2. 株価急落の真因は「金利の上昇」にある
では、フジクラの株価を半値にまで押し下げた本当の理由は何だったのでしょうか。泉田氏は、企業側の問題というよりも「タイミングが悪かった」と前置きした上で、最大の要因として「金利の上昇」を挙げます。
一般的に「金利が上がると株価は下がる」というセオリーは広く知られていますが、なぜフジクラのような銘柄が特に強いダメージを受けたのでしょうか。
それを理解するためには、株価がどのように計算されているかという「現在価値」の基礎理論を知る必要があります。
泉田氏は、現在価値の仕組みを初心者にもわかりやすく次のように解説します。
「1年後の100円と今の100円は価値が違う。

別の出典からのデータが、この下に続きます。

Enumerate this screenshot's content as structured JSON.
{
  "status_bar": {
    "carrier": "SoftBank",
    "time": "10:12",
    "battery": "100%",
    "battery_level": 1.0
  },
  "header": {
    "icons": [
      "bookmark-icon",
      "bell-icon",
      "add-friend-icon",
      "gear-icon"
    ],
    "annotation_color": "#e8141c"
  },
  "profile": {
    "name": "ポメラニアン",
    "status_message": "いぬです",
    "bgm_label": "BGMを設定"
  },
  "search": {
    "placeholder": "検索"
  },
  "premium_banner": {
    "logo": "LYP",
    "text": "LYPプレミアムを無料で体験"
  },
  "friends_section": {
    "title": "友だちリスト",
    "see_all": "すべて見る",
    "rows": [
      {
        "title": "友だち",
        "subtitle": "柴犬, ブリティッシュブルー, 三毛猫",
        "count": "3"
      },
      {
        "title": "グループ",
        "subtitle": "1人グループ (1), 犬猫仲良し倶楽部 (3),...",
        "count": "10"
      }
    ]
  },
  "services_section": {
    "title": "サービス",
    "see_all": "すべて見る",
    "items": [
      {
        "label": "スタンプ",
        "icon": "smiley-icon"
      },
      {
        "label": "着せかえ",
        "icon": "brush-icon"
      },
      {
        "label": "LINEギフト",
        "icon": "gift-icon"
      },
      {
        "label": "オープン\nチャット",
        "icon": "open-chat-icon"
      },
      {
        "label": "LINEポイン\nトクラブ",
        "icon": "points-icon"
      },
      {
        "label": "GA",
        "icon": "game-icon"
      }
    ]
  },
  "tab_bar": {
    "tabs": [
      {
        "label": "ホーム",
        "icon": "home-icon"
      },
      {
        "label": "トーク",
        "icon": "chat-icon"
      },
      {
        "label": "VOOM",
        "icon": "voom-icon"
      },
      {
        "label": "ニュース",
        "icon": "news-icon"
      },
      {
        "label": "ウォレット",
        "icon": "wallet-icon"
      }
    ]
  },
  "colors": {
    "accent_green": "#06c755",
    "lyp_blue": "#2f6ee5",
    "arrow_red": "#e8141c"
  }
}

1年後の100円って今の価値に直すといくらかっていうと、100円を5%の1.05で割り戻さないといけないのよ」
例えば、金利が5%の世界を想像してみてください。今手元にある100円を銀行に預ければ、1年後には105円になります。逆に言えば、「1年後に手に入る100円」は、現在の価値に換算すると100円未満(100円 ÷ 1.05 = 約95.2円)になってしまうということです。
さらに2年後の100円であれば、複利の計算が働くため「100円 ÷ (1.05の2乗)」となり、現在価値はさらに目減りします。
株価というものは、企業が将来の長い年月にわたって生み出すであろう利益を、すべて現在の価値に割り引いて(割り戻して)合計したものです。フジクラのようにAIやデータセンター向けのビジネスが急拡大しており、将来の大きな利益成長が期待されている企業(グロース株)は、株価の大部分が「遠い未来の利益」で構成されています。
「将来に生み出す利益が株価に織り込まれている比率が大きいので、金利が上がることによって株価に対しての影響が大きいってことになっちゃう」
つまり、金利が上がると、将来の利益を現在価値に割り引く際の「分母」が大きくなるため、遠い未来の利益ほどその価値が大きく削られてしまうのです。
これが、PERが高い(=将来の成長を長く織り込んでいる)銘柄ほど、金利上昇に弱いというメカニズムです。昨今、半導体やAI関連銘柄が市場で大きく売られる局面があったのも、本質的にはこの金利上昇によるバリュエーションの調整が原因だと泉田氏は説明します。